L’impulso diplomatico del Qatar favorisce la riconciliazione tra Ḥamās e Movimento per il Jihād Islamico in Palestina

20121121-Cairo-Hms-Ismc-JhdL’incontro di metà marzo a Dōḥa tra Khālid Masha’l, Capo dell’Ufficio Politico di Ḥamās, e Ramaḍān Shallāḥ, Segretario Generale del Movimento per il Jihād Islamico in Palestina, rende evidente un cambiamento in atto nella geo-politica medio-orientale, frutto di nuovi equilibri strategici tra gli attori regionali e i protagonisti della politica internazionale globale. Facciamo un passo indietro di qualche mese nel teatro politico della Penisola Arabica.

Durante una conferenza al vertice del Consiglio di Cooperazione del Golfo, organizzazione nata il 25 maggio 1981 con il trattato di Abu Dhabi, a dicembre scorso in Kuwait l’Arabia Saudita e gli Emirati Arabi Uniti accusano il Qatar di finanziare il terrorismo in Siria.

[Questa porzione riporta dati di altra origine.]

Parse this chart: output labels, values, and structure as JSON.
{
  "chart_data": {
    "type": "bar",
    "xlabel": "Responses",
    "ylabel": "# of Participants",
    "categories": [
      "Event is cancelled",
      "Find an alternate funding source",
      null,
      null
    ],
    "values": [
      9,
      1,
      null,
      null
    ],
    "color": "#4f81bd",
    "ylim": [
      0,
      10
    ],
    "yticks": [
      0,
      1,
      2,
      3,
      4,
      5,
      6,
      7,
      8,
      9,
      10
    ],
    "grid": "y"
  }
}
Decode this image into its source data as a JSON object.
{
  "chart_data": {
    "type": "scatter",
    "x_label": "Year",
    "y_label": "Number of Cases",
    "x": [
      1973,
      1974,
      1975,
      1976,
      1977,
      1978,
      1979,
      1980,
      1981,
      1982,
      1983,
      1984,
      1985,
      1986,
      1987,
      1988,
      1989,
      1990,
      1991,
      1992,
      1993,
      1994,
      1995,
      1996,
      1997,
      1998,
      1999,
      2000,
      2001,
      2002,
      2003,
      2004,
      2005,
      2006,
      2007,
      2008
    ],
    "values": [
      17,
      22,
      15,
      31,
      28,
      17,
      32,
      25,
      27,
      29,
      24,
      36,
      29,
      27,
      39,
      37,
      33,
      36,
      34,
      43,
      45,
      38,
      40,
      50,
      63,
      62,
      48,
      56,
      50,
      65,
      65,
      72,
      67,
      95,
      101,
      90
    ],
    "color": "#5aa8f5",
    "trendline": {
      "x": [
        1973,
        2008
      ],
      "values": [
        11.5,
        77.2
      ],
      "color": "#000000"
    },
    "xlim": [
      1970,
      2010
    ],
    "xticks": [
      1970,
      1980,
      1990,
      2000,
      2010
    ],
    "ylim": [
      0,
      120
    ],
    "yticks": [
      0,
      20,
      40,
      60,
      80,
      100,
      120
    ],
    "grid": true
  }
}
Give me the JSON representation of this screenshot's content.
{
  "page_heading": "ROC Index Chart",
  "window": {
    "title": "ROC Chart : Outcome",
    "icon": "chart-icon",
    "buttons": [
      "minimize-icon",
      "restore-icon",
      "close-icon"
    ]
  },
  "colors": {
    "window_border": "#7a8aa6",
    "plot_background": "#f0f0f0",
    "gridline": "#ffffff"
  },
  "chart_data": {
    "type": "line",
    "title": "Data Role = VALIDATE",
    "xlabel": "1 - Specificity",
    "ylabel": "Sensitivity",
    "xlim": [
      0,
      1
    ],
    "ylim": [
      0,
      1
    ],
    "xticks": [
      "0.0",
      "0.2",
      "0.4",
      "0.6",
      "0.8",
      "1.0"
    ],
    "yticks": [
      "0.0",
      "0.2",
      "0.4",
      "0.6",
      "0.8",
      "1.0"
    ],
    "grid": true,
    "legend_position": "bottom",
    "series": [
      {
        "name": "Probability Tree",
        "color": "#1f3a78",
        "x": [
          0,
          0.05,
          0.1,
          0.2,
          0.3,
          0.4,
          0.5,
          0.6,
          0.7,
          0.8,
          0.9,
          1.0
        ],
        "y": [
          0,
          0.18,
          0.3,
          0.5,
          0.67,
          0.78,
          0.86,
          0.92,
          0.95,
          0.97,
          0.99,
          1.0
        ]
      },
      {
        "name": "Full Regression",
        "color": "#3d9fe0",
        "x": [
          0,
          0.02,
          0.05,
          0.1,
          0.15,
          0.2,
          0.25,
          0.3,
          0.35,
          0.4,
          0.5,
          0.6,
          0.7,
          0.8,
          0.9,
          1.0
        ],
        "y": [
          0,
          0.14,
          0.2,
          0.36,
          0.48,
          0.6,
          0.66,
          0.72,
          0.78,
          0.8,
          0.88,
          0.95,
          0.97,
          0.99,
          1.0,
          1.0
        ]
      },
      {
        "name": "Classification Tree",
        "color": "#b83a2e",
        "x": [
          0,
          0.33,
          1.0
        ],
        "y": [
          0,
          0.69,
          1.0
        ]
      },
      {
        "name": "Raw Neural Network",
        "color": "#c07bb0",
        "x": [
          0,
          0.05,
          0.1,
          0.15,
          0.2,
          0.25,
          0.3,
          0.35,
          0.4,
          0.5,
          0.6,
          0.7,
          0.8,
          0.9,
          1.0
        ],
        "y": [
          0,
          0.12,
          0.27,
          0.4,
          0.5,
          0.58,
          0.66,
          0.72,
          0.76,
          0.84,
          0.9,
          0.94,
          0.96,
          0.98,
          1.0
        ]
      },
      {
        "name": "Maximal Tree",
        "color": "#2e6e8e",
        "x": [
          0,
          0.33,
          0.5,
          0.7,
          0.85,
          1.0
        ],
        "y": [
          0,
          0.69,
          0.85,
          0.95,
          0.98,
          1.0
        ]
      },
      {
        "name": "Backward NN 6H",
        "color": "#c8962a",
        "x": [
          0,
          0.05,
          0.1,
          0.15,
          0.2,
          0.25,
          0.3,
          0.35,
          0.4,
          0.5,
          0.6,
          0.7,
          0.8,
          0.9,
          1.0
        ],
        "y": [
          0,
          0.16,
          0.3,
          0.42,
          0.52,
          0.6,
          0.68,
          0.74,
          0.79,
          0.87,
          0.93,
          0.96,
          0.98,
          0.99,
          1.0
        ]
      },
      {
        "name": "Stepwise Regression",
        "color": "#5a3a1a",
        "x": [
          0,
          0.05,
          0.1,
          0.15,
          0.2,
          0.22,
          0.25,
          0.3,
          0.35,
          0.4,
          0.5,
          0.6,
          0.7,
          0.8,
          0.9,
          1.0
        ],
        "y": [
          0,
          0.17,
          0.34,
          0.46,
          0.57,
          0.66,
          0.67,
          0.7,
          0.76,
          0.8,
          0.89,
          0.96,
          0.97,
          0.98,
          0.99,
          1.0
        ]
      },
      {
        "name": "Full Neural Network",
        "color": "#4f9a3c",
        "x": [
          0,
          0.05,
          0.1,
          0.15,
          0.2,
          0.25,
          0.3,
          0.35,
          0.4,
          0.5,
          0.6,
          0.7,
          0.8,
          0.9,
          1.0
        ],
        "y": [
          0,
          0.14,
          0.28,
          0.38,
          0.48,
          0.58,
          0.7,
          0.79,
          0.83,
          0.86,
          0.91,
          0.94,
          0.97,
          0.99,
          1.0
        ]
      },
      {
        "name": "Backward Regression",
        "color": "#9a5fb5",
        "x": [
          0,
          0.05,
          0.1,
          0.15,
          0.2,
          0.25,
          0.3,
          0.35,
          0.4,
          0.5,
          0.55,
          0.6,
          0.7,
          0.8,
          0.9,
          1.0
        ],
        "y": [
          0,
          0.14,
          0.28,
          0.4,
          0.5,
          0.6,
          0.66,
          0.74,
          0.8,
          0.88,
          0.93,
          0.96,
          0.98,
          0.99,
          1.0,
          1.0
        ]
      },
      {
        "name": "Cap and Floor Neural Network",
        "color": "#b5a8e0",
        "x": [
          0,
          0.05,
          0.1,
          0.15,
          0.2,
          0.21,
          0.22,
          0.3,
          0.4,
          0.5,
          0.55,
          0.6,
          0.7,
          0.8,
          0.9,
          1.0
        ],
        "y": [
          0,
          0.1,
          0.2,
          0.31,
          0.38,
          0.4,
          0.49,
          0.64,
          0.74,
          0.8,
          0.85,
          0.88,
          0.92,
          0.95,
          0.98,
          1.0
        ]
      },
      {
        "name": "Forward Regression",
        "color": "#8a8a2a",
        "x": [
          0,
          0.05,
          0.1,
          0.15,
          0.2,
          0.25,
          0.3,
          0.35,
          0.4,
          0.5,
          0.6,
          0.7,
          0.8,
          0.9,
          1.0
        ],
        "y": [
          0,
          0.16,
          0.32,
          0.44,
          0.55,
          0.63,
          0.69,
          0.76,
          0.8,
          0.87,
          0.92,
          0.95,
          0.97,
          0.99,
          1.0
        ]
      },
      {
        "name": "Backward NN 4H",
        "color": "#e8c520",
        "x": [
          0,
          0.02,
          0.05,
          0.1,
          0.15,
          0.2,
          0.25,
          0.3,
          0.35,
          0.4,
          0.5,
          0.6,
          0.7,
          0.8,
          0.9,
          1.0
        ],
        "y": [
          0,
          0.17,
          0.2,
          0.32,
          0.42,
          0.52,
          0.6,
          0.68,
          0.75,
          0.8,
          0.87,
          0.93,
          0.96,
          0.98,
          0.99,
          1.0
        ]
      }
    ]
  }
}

A fine febbraio, durante un incontro a Riyāḍ, nuovamente i Sauditi chiedono piccati al nuovo Emiro del Qatar Shaykh Tamīm ath-Thānī di recedere dalla sua presunta politica di sostegno in Siria ai gruppi affiliati ad al-Qāʿida. Il 5 marzo Riyāḍ chiede addirittura la chiusura di Al Jazeera e del Brookings Dōḥa Center con l’accusa di appoggiare i Fratelli Musulmani e lancia anatemi nei confronti del Qatar per l’allontanamento dalla comune politica di difesa del Consiglio di Cooperazione del Golfo (leggi, politica di solidarietà verso gli interessi dell’Arabia Saudita): la conseguenza più clamorosa è il richiamo degli ambasciatori di Riyāḍ, Abu Dhabi e Manāma da Dōḥa, infrangendo l’unità dei Paesi arabi del Golfo soprattutto nell’alleanza sviluppata in funzione anti-iraniana.

Come si raccordano questi eventi con l’incontro tra Masha’l e Shallāḥ? È palese la connessione con le aperture di Washington a Tehrān sull’affaire nucleare, la reazione scontata dei Sauditi in termini di raffreddamento dei rapporti con gli Stati Uniti e il riallineamento della diplomazia del Qatar in termini di revisione dei rapporti con l’Iran; soprattutto sul dossier siriano, in ordine al quale l’Emiro Tamīm ha riconsiderato il coinvolgimento del suo Paese (secondo le richieste saudite), ma, d’altra parte, controbilanciando la mossa con l’intenzione di rafforzare il supporto ai movimenti islamisti nella regione, come la palestinese Ḥamās, il libanese Ḥizb Allāh, gli yemeniti al-Ḥūthiyyūn. Da sottolineare, anche, l’approccio interconfessionale della politica qatariota, laddove si noti che Ḥamās è un movimento sunnita, Ḥizb Allāh sciita duodecimano e gli al-Ḥūthiyyūn sono di osservanza sciita zaydita. Tutto questo è in netto contrasto con gli interessi correnti sauditi, che vedono Riyāḍ contrapposta al presunto espansionismo degli Ayatollah iraniani, sempre meno antitetica alle posizioni protestatarie israeliane nei confronti degli Stati Uniti e sempre più coinvolta nella sanguinosa politica oppressiva condotta dal totalitarismo del Cairo.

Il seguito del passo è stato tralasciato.